Il secoua la tête et ne répondit rien. Il l’enveloppait d’un regard persistant et douloureux. À la fin, elle lui tendit la main en soupirant :

— Mon pauvre Bertie !

Clara fut le seul témoin de ces fiançailles dépourvues de joie, d’espérance, mais non de grandeur. Les deux êtres d’exception qui se promettaient là de vivre l’un à l’autre en dehors de l’amour, s’unissaient cependant dans un sentiment supérieur : ils communiaient dans le désir froid et pur de la félicité d’un peuple. C’était une nation que cette frêle jeune fille apporterait au duc dans les plis de sa robe nuptiale ; elle était la Lithuanie qui se vouait, en cette nuit solennelle, au génial homme d’État.

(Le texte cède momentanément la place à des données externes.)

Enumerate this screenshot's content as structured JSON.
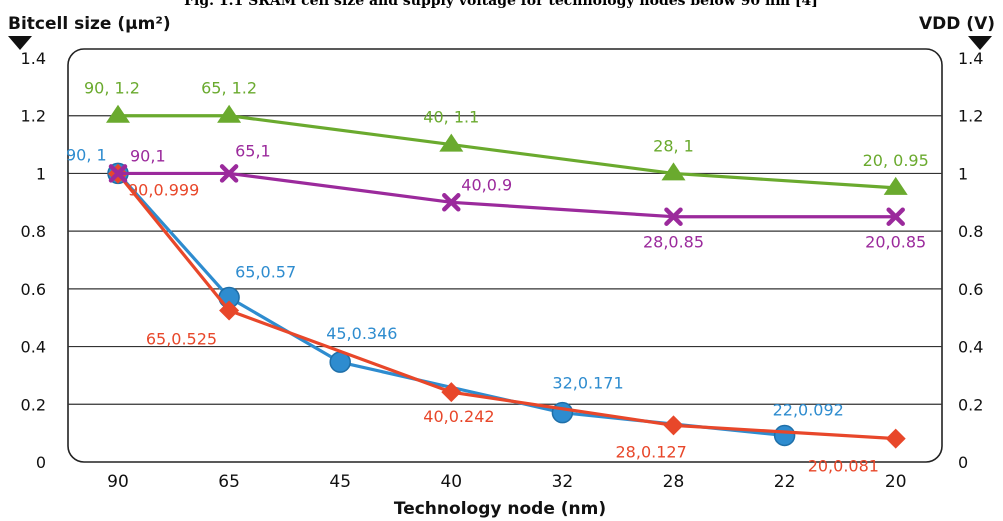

Il était tard quand ils rentrèrent en gardant un silence absolu ; les mots qu’ils se seraient dits eussent trop diminué ce qu’ils sentaient dans le secret de leurs âmes. Mais l’archiduchesse avait retrouvé la douceur et la paix. Son cœur. désormais orienté et maté, était soumis ; l’ordre régnait en elle.

Quelques jours après, les journaux d’Oldsburg commencèrent à parler des fiançailles officielles de l’archiduchesse et du duc d’Oldany. Le pays en accueillit diversement la nouvelle. Le choix d’un prince de petite lignée étonnait, son âge désenchantait, sa figure déplaisait aux femmes.